SANTA ANA, Calif.—Ten substance abuse facility owners and patient recruiters in Orange County were criminally charged by the Department of Justice (DOJ) on Dec. 16, for kickback schemes involving exploiting addiction patients seeking help.
For 10 months, The Sober Homes Initiative in Southern California, an anti-fraud initiative led by the DOJ’s Health Care Fraud Unit and the U.S. Attorney’s Office, targeted addiction treatment facilities in Orange County.
The investigations led to 10 suspects with criminal charges; four were taken into custody, including three from the county.
“Driven by greed, dishonest operators of substance abuse treatment centers have invaded Southern California,” U.S. Attorney Tracy L. Wilkison said in a statement.
The “corrupt individuals,” Wilkison said, targeted vulnerable addicts with generous health insurance benefits and took advantage of the nation’s opioid crisis by fueling what he referred to as a “patient-selling network.”
Depending on the patient’s type of insurance, the defendants allegedly paid the recruiters with recurring monthly payments for each patient referred to their addiction treatment facilities, recovery homes, or laboratories.

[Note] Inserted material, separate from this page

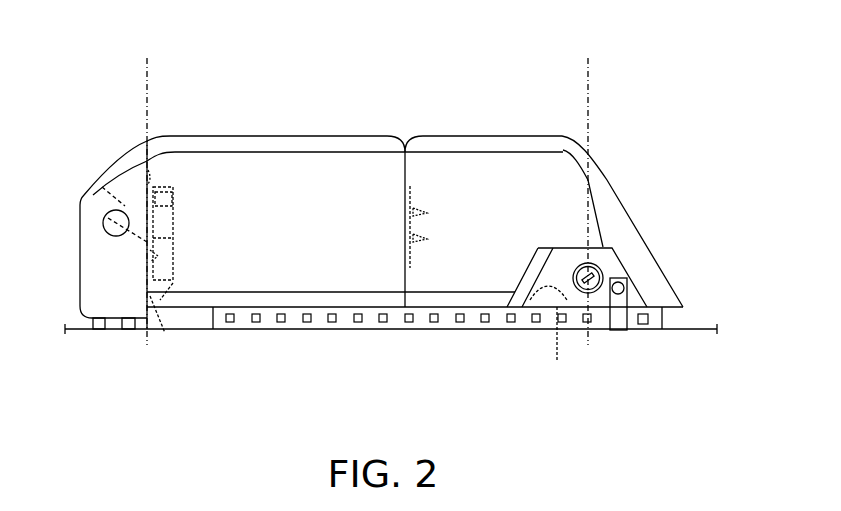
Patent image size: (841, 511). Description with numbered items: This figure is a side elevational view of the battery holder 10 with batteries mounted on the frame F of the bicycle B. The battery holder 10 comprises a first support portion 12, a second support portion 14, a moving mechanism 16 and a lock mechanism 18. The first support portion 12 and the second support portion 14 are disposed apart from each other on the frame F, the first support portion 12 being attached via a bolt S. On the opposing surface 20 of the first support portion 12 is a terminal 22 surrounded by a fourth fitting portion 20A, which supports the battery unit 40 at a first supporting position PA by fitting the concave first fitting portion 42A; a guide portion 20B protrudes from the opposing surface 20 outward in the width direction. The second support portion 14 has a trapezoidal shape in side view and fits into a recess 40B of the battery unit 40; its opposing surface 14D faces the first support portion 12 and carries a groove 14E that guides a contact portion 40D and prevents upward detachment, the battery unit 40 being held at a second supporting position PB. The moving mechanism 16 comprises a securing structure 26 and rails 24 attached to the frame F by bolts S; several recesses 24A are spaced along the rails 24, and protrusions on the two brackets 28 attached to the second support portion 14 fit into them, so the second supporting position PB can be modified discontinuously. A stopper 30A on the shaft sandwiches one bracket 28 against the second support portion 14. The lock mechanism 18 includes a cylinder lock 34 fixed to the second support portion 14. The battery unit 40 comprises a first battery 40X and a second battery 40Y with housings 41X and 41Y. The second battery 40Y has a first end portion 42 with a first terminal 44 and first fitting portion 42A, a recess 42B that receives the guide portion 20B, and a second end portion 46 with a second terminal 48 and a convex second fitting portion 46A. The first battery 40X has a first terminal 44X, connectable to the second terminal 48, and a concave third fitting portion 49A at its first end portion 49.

“Receiving kickbacks for patient referrals endangers lives and has no place in our health care system,” California Insurance Commissioner Ricardo Lara said in the statement.
Nick Roshdieh, 51, of Aliso Viejo, and Vincent Bindi, 66, of Laguna Niguel, who owned Crest Recovery LLC, doing business as Truvida Recovery, were both arrested on charges in an indictment for allegedly paying and receiving kickbacks for referrals to sober living homes, according to a statement by the department.
Roshdieh and Bindi both face up to 65 years in prison.
Donald Vawter, 30, of Rancho Santa Margarita, an employee of Truvida, and Michael Hislop, 56, of Boston, Massachusetts, a patient recruiter, were also arrested and charged with conspiring to pay and receive kickbacks for referrals to a substance abuse treatment facility.
Vawter and Hislop both face up to 35 years in prison.
Casey Mahoney, 45, of Los Angeles, and Joseph Parkinson, 32, formerly of Costa Mesa, were indicted in a multimillion-dollar addiction treatment kickback scheme last October.
In addition to paying and receiving kickbacks for patient referrals, the department charged Mahoney with money laundering for fraudulently transferring kickback funds to a patient broker’s mother.
Mahoney faces up to 35 years of prison.
Parkinson, a patient recruiter, was charged with currency structuring—making one or more money transactions for the purpose of evading reporting requirements—possession with intent of fentanyl distribution, and paying and receiving kickbacks for referrals to sober living homes.
Parkinson faces up to 165 years in prison.
“Fraudulent kickbacks in the substance abuse treatment field create perverse incentives for patient recruiters that oftentimes leave addicts in a toxic cycle of drug use and treatment,” said Kristi K. Johnson, the assistant director in charge of the FBI’s Los Angeles Field Office, in the statement.
“The FBI is committed to fighting fraud in the healthcare system so that those struggling with addiction can find legitimate care and encourages patients and employees to report kickback schemes.”
Below are other allegations resulting from the investigation.
Darius Moore, 28, formerly of Santa Ana, pleaded guilty last December for conspiracy to pay and receive kickbacks for referrals to sober living homes.
Moore, who received approximately $488,500 in kickbacks in exchange for his referrals, is scheduled to be sentenced on May 13, 2022, where he will face up to 15 years in prison.
Adrian Gonzalez, 37, of Laguna Hills, who controlled Stone Ridge Recovery Inc. and Landmark Recovery LLC, pleaded guilty last August for paying at least $1 million in kickbacks to patient recruiters.
Gonzales will serve up to 10 years in prison and is scheduled to be sentenced on Jan. 28, 2022.
Dorian Ballough, 30, formerly of Costa Mesa, pleaded guilty last month to one count of conspiracy for paying and receiving kickbacks for referrals.
Ballough, who acted as a patient recruiter for multiple addiction treatment facilities in the county and paid at least $1.8 million in kickbacks in exchange for patient referrals, faces up to 15 years in prison and is scheduled to be sentenced on April 8, 2022.
Kyle Reed, 29, formerly of Huntington Beach, pleaded guilty last month to one count of conspiracy for paying and receiving kickbacks for referrals to sober living homes.
Reed, a patient recruiter for multiple treatment facilities in the county, paid at least $604,474 in exchange for patient referrals.
He faces up to 15 years in prison and is scheduled to be sentenced on May 6, 2022.
The Department of Justice declined a request for further comment.